The Tampa Hillsborough Economic Development Corp. retained Swoope and his consulting firm, VisionFirst Advisors, for one year to help counsel and lead three EDC business development trips — one around September, and two more after January when winter is in full bloom — to target markets in the Northeast and Midwest.
Tallahassee-based VisionFirst is chaired by former Mississippi Gov. and former Republican National Committee chair Haley Barbour. The consulting firm is owned by the Mississippi law firm Butler Snow LLP. Aside from economic development experience, look for that team’s extensive network and influence to help open the doors of those CEOs and corporate boards willing to consider a new headquarters city.
EDC chief Rick Homans says he jumped at the chance to become a client of Swoope’s. Homans worked with him on job-recruiting efforts in the Tampa Bay area and respects Swoope’s work ethic. Besides, Homans smiles, he figures if the EDC is one of VisionFirst’s early clients, Swoope will be all the more motivated to help the task force quest succeed.
The EDC already is involved with four companies that are at least considering a headquarters move to Tampa, among other potential cities.

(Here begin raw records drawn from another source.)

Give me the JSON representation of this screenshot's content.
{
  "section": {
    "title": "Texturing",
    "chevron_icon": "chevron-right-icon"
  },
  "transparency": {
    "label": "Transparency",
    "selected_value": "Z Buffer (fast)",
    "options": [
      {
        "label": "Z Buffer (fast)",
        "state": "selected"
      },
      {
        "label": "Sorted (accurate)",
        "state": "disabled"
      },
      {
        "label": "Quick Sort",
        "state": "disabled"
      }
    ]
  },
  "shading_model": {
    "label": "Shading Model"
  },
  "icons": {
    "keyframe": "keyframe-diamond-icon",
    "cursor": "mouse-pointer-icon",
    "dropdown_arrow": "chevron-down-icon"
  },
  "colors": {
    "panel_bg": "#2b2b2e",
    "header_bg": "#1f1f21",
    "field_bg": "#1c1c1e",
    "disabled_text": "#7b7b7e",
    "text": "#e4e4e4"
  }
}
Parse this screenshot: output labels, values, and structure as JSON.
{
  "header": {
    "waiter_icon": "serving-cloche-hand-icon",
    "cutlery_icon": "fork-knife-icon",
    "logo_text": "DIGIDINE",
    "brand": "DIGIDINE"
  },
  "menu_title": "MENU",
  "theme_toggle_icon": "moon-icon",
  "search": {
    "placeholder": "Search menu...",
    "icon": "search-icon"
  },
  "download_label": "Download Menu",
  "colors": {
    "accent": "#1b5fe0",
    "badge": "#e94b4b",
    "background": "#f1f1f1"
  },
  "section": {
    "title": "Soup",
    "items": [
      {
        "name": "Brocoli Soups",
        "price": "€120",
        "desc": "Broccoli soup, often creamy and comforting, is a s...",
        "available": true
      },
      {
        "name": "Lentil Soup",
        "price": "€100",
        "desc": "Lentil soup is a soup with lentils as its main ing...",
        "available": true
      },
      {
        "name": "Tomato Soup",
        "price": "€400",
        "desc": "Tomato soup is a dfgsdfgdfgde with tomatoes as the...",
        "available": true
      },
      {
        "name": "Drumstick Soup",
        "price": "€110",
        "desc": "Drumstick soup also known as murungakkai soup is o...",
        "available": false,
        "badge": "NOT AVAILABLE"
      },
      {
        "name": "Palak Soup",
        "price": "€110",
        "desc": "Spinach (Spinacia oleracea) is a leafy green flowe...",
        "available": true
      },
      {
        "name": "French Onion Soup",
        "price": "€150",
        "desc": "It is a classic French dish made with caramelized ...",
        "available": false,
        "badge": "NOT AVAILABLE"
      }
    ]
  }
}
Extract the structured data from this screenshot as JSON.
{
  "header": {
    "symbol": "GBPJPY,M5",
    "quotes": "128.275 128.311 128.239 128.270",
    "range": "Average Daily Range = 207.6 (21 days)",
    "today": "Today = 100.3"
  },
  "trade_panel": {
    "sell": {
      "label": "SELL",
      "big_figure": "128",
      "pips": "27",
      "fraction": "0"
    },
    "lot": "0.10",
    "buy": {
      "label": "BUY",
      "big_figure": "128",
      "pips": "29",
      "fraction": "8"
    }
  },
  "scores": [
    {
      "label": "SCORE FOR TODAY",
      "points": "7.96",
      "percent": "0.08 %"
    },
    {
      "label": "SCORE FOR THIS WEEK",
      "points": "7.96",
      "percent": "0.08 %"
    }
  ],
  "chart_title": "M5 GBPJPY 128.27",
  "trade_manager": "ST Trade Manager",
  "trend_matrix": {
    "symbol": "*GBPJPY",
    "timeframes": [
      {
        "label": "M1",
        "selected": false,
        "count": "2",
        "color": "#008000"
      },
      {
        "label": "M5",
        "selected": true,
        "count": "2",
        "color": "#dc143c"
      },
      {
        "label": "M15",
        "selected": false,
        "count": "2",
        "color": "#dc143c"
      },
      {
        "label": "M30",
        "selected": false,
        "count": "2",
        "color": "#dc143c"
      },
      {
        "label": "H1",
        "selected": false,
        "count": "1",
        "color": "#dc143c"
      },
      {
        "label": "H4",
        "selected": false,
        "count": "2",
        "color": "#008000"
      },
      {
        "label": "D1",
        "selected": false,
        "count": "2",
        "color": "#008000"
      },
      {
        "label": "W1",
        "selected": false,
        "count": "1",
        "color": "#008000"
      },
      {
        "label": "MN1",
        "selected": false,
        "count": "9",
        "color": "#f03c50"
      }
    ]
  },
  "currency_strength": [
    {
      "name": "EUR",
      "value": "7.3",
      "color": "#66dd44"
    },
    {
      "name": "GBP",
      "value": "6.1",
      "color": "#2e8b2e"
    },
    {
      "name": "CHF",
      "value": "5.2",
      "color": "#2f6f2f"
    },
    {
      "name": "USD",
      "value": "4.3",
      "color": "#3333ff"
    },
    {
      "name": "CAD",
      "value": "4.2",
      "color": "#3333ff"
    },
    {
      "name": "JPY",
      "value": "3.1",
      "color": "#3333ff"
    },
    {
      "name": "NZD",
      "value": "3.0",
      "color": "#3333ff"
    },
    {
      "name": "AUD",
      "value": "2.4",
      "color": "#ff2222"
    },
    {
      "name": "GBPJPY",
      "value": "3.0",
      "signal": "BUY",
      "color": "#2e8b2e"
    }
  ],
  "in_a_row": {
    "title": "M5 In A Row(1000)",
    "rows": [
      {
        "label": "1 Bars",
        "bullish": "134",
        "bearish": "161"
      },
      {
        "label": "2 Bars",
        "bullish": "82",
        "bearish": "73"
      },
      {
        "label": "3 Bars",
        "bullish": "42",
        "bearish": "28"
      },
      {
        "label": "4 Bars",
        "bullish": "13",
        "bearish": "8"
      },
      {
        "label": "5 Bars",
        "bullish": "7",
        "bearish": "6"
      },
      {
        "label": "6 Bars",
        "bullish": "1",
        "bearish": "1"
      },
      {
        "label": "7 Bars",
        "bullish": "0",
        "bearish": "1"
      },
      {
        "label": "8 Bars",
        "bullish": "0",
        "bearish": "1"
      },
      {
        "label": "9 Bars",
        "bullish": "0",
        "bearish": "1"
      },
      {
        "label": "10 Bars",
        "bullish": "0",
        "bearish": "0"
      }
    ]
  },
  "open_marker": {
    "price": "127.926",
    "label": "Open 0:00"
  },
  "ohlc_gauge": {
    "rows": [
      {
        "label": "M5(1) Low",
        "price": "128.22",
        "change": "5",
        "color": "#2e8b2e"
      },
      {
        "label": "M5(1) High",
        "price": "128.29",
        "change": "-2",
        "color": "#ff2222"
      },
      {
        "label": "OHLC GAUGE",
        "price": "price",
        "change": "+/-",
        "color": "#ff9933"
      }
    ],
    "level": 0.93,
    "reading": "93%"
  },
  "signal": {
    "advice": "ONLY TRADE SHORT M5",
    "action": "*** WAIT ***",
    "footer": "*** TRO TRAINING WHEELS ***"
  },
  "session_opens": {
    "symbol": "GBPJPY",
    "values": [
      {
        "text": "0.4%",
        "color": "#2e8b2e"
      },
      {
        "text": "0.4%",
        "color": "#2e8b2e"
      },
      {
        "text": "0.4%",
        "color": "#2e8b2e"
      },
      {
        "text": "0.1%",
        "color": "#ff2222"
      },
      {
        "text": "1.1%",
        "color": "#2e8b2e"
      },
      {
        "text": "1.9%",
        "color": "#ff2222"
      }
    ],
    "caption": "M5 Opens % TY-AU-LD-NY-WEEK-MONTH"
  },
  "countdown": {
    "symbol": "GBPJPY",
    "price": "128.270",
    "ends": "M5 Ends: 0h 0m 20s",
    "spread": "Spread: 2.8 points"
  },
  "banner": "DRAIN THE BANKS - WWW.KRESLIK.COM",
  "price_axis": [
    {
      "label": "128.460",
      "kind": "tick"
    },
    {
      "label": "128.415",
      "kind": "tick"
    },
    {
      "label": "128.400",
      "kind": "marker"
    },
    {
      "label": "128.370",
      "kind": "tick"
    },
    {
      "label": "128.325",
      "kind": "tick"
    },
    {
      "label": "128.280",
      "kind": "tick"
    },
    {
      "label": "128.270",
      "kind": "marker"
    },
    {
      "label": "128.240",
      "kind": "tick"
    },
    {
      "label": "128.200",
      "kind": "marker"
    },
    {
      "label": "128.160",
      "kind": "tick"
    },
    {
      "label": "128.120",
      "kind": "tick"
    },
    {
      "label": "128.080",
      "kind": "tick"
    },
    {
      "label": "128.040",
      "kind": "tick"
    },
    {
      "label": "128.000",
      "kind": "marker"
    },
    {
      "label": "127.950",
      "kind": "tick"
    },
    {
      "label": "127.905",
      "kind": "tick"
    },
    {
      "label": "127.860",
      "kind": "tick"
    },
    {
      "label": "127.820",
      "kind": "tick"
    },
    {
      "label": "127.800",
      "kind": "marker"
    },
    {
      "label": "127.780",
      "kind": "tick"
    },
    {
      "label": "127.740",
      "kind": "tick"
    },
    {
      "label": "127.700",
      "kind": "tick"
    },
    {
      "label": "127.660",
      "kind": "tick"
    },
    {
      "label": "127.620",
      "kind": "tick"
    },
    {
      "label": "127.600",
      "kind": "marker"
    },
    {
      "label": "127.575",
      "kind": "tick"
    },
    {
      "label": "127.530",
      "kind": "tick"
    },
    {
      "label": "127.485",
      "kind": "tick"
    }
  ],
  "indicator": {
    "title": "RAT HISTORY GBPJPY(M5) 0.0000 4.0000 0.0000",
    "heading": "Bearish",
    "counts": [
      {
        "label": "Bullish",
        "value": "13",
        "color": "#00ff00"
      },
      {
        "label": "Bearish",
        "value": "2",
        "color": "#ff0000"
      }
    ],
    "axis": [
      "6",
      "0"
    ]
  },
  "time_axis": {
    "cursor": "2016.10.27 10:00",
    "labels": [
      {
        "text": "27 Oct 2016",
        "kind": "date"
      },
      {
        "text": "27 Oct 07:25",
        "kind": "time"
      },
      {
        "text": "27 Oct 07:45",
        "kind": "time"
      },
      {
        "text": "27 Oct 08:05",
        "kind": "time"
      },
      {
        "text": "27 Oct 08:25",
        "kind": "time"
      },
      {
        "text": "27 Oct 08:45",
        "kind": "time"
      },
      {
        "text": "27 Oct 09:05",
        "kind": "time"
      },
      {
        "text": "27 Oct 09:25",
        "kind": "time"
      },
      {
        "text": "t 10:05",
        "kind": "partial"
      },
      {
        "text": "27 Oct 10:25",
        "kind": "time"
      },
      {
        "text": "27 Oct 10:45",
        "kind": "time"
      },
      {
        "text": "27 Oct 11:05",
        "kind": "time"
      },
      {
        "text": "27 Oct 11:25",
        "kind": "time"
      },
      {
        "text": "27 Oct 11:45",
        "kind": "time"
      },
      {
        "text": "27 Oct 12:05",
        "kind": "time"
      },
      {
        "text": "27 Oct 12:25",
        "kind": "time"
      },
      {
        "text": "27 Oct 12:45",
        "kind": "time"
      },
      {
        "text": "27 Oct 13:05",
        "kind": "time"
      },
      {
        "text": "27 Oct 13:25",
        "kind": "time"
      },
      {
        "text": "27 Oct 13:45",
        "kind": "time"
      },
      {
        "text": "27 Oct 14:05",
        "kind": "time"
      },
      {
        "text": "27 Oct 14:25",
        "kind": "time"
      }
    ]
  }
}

“This is the first time in most people’s memory we’ve had such a level of activity from this type of project,” Homans says. “So you’ve got to build that pipeline of prospects before you can win a deal. They do not happen overnight.”
Swoope plans to be in Tampa on Monday to swap strategies with the 30-person task force and consider the best prospects for face-to-face meetings. The task force is currently chaired by TECO president Gordon Gillette and Sykes Enterprises CEO Chuck Sykes, both Tampa veterans of economic development work.
So far, the task force and EDC staff have researched CEO perceptions of this area and developed a prospect list of 350-plus corporations.
Homans says he talks often with Lightning owner Jeff Vinik, developer of a 40-acre, $1 billion downtown Tampa project. With both the EDC and Vinik eager to recruit corporate HQs, neither hunting party wants to stumble over the other.
Swoope agrees it would be great for Tampa to land a sizable headquarters with a broadly familiar corporate name. But if a lesser-known company and maybe a few of its peers want to move here? Well, that’s just fine.